CBDC ist vor allem eine Reaktion. Die Notenbanken reagieren auf den Erfolg der Kryptowährungen. Mittlerweile scheinen die USA auch eine Beschleunigung der Entdollarisierung des globalen Währungssystems mit CBDC zu fürchten. Es existiert die Angst, dass Staaten wie Indien, Brasilien, Russland, Saudi-Arabien und China mit eigenen CBDCs den Dollar als globale Verrechnungswährung ablösen könnten.



Short cuts: News aus der digitalen Welt

SEC: «Alle Kryptos ausser Bitcoin dekotieren»
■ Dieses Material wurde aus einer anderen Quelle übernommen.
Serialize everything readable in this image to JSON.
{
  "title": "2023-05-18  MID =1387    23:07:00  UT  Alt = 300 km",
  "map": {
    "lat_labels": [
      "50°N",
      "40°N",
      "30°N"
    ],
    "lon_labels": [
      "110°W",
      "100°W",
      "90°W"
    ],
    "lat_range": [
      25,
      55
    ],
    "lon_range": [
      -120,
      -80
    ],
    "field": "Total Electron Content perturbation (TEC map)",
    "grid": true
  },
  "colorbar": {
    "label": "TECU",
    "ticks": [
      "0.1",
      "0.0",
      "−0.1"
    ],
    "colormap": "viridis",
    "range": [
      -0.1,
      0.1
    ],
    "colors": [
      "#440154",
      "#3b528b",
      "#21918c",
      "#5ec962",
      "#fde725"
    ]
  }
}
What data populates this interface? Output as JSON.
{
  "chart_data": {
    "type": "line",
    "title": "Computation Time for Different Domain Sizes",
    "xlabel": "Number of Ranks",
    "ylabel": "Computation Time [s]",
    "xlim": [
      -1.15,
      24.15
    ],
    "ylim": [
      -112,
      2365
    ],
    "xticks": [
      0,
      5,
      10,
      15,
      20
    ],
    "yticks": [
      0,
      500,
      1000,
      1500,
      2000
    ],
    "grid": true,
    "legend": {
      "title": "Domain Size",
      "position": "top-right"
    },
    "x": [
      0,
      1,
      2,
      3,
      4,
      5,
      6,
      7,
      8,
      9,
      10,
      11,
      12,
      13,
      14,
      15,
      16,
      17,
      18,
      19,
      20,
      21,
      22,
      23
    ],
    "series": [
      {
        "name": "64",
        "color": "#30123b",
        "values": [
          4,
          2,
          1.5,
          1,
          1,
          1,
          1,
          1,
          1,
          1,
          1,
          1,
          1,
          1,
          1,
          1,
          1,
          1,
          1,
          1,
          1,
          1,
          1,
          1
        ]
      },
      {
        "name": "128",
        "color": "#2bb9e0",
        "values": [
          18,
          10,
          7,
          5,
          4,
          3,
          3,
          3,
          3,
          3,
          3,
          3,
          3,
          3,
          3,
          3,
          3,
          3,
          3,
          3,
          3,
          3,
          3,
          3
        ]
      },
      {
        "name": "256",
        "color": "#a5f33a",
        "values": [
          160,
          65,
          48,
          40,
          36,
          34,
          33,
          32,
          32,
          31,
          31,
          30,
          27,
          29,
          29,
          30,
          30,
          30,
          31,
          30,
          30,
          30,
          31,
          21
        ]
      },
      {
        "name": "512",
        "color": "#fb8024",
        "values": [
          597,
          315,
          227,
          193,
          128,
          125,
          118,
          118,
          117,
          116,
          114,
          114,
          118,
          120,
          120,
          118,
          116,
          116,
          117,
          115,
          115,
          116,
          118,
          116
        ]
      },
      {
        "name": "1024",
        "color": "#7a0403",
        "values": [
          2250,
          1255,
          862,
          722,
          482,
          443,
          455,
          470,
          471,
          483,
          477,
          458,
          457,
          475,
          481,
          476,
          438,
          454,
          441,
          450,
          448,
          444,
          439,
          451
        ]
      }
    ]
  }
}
In einem Interview mit der «Financial Times» vom 31. Juli sagte Coinbase-Chef Brian Armstrong, dass die US-Börsenaufsicht SEC kurz vor ihrer Klage vom 13. Juni seine Börsenplattform aufgefordert habe, fast 250 Token zu dekotieren. Die SEC soll damals gesagt haben, «jeder andere Vermögenswert ausser dem Bitcoin ist ein Wertpapier». Coinbase-Vertreter habe geantwortet, dass sie das Gesetz anders interpretieren.
Im Anschluss verklagte die SEC Coinbase, weil das Unternehmen als nicht registrierte Börse tätig sei. Zudem wurden 13 Kryptowährungen genannt, die Coinbase mutmasslich als nicht registrierte Wertpapiere anbietet. Einige Tage zuvor hat die Regulierungsbehörde eine ähnliche Klage gegen Binance eingereicht. Der SEC-Vorsitzende Gary Gensler, verfolgt diese Stossrichtung schon länger. In einem Interview mit dem «New York Magazine» im Februar 2023 beharrte er darauf, dass «alles ausser Bitcoin» ein Wertpapier ist, für das die SEC zuständig sei.


Litecoin Halving noch ohne Wirkung

Das Litecoin-Halving ist geschafft, aber die erwartete Kursbewegung ist noch nicht eingetreten. Ist das ein schlechtes Omen für das Bitcoin-Halving im kommenden Jahr? Die Reduzierung der «Belohnung» für die Miner in einer Proof-of-Work-Blockchain führte in der Vergangenheit meist zu einem Kurssprung nach oben. Denn das Mining wird weniger rentabel, das Angebot lässt nach – und es gibt keinen unmittelbaren Grund für eine Veränderung der Nachfrage. Das Litecoin ist nun Mitte Woche erfolgreich abgeschlossen worden, ab dem 6. August erhalten die Miner je geprüften Block nur noch 6,25 Litecoins. Der Kurs reagierte bisher nicht und auf Monatssicht ist die Kryptowährung um fast 20 Prozent eingebrochen. Ein Halving führt erfahrungsgemäss erst langfristig zu einer Kurssteigerung. Weil aber das Thema – gerade beim Bitcoin – viel präsenter ist, als bei den ersten Halvings, könnte es auch sein, dass der Markt beginnt diese Ereignisse bereits vorgängig einzupreisen.